The orchestra really shined in the first movement, but in the second movement, it was Mr Moser all the way. The soft tones from the cello were really quite enjoyable to hear and to experience. A friend and his father attended with me, and one of them thought the cello didn’t project enough volume – perhaps the nature of this movement is indeed that way, but I could hear and delighted in the softness of the sound.
With the final movement, one reaction “my favorite movement by far. What genius it must have taken to have written this.” Another: “it didn’t seem as good as the first two movements.” I’m certain that everyone has their own reactions. Mine, I thought it was a very good movement, there were some symphonic flourishes and some multi-string playing by the soloist that were really interesting. All in all, I’d say this is a wonderful concerto.
If I back up just a bit, there were Viennese waltz and polka demonstrations (my video) provided by Arthur Murray Dance Studio in the Grand Lobby prior to the concert. Four couples volunteered, and were shown these dances by the two dancers as the rest of us looked on.

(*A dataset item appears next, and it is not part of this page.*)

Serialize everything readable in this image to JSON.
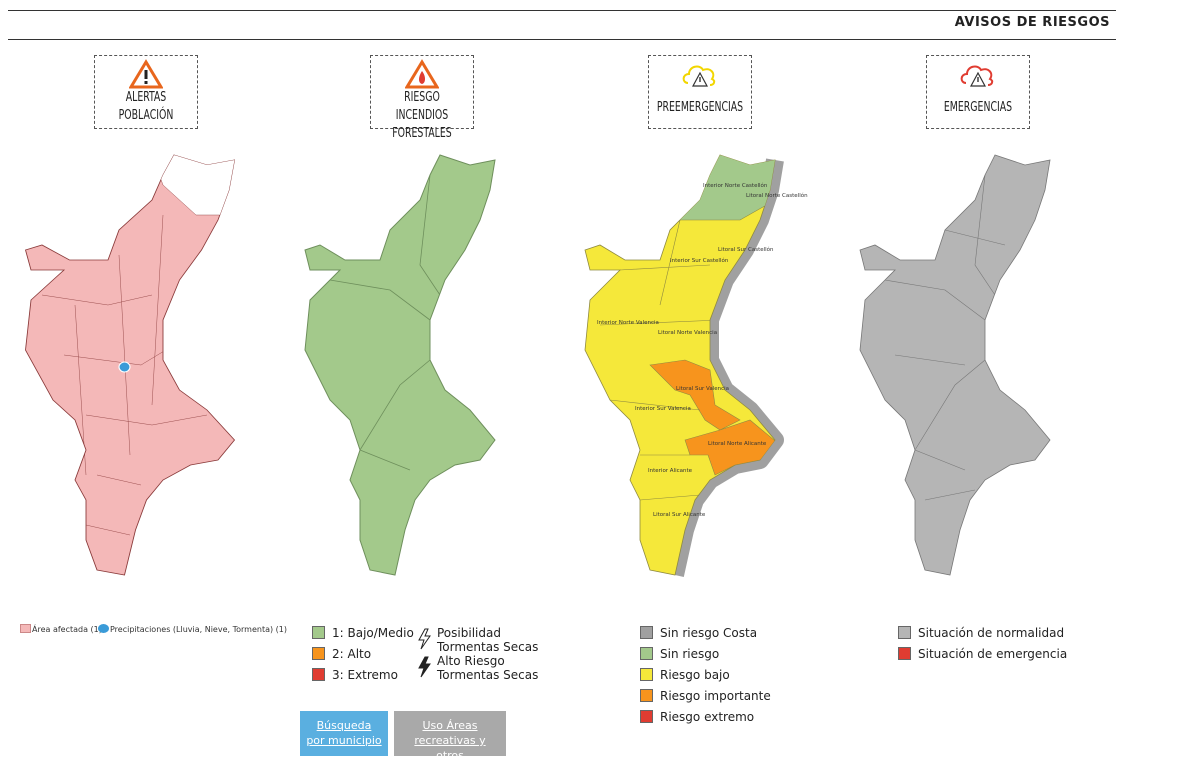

After intermission Manfred Honeck said: “Tonight it’s been like a Thanksgiving, first we had a hearty meal, and now its time for lots of desert!” Of course he was describing the Waltzes and polkas by the Strauss Family about to begin. Desert is my favorite part of the meal, and so too is the music that the PSO played so wonderfully, beginning with the Overture to Die Fledermaus, one of my favorites!
Last year this concert was beautiful, yet this year it was so much more. First there are all the waltzes, they speak for themselves – if you’ve never experienced this music in person in a concert hall I implore you to do so – the live music is without compare. One of the selections this year was the “Little Chatterbox Polka” with children of PSO orchestra members playing musical ratchets – it was delightful.
This year the ‘desert’ was heaped with one added topping: soprano Rebecca Nelsen, with her beautiful voice, treated us to the laughing and singing and the joy of “Mein Herr Marquis” wearing a marvelous white dress; also in “Vilja”, she introduced as: “one of the most beautiful pieces in operatic repertoire .. tells a beautiful but sad fairytale”.
Later she performed with the PSO, “Spiel’ ich die Unschuld vom Lande” (Audition Song) – indeed her portrayal of three different personalities auditioning was marvelous, a country girl, a queen, and I didn’t quite catch the last one.
When it seemed the concert was over, Rebecca Nelson appeared one more time with the lyrics “You may think its time to go, but I’m not done yet – oh no!” A fabulous song, I’m not sure the name, she danced back and forth on the stage, she exits one side, then immediately enters opposite, and voila: there must be two of her – what magic? Was this an understudy or a twin sister? It was fun!
She made one final encore appearance clothed in a beautiful green dress – as she danced and sang, she gave red and yellow roses to members of the audience. Indeed this was an entertaining evening.